Scientists at the University of Kentucky, led by nano-biotechnologist Peixuan Guo, have made some critical discoveries over the past year into the operation of biomotors, the molecular machines used by viruses and bacteria in the packaging of DNA.

Biomotors function similarly to mechanical motors but on a nano-scale. Last year, Guo's team reported the discovery of a new, third class of biomotor, unique in that it uses a "revolution without rotation" mechanism. Rotation is the turning of an object around its own axle, as Earth does every 24 hours. Revolution is the turning of an object around a second object, as Earth does around the sun.

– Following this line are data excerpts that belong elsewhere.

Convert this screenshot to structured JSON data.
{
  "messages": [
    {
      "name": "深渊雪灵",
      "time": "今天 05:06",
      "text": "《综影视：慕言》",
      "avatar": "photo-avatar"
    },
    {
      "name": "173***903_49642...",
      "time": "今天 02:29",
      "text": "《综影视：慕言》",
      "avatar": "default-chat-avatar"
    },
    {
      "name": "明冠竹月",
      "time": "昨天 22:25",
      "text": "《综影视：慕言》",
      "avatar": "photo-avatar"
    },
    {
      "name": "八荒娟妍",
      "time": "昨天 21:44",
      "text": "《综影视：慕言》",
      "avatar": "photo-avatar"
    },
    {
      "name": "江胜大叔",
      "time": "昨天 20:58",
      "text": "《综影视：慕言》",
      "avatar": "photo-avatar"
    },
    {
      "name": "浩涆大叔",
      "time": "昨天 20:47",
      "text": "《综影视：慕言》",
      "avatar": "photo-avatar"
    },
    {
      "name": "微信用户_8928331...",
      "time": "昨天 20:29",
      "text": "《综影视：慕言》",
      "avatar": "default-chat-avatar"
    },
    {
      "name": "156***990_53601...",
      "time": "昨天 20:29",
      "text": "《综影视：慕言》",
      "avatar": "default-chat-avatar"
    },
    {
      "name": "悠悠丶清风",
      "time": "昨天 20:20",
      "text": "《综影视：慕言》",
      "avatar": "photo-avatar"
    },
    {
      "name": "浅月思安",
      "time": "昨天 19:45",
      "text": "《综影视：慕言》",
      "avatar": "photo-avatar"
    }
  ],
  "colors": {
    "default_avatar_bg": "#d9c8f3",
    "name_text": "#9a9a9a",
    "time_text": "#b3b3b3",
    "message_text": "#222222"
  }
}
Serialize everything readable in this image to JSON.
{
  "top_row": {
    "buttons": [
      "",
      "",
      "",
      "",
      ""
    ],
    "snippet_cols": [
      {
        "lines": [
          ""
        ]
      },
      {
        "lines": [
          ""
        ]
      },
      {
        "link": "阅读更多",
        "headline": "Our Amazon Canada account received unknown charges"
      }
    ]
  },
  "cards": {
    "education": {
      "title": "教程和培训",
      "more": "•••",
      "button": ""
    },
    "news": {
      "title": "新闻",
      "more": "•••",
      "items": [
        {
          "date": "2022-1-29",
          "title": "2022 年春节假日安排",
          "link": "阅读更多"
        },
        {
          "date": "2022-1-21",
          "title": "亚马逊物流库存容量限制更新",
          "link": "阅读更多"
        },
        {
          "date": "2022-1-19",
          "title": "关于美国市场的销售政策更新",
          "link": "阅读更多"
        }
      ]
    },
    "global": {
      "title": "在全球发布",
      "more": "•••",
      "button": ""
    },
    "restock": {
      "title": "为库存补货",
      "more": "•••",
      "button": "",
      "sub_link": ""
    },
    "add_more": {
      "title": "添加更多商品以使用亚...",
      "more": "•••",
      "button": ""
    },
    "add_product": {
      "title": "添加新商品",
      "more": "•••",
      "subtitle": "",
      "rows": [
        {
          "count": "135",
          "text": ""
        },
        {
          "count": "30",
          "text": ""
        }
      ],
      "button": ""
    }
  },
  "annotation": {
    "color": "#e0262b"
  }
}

Recently, Guo's team reported that these revolution biomotors are widespread among many bacteria and viruses.

Guo, director of the Nanobiotechnology Center and the William Farish Endowed Chair of Nanobiotechnology at the Markey Cancer Center and UK College of Pharmacy said these biomotors are of great interest to medical researchers.

"DNA-packaging technology has tremendous potential applications in the diagnosis and treatment of viral diseases and cancers, as well as in personalized medicine and high-throughput human genome sequencing," he said. "The DNA packaging motor itself can serve as a high efficient drug target for the development of anti-viral and anti-bacterial therapy."

Guo hopes the current findings will generate new momentum in the viral-assembly field among young scientists.

In his early career, as a graduate student in Dwight Aderson's lab, Guo constructed the first viral motor outside the cell, the DNA-packaging motor of bacteria virus phi29. He also discovered one of the vital components of the motor, the six-membered RNA ring that gears the phi29 DNA-packaging motor. His postdotoral experience at NIH with Bernard Moss, a scientist in vaccinia virus studies and a member of the National Academy of Sciences, expanded his vision on the DNA packaging of animal and human viruses.

Research on this motor led to dozens of papers published and debated in many prominent journals such as Nature, Science, Cell, PNAS, Molecular Cell, PLOS Biology, EMBO J, Virology, ACS Nano, RNA, Nature Nanotechnology, Nature Protocol, Cell and Bioscience, Biotechnology Advances, Current Opinion of Biotechnology, Advanced Virus Research, Biophysical Journal and the Journal of Virology.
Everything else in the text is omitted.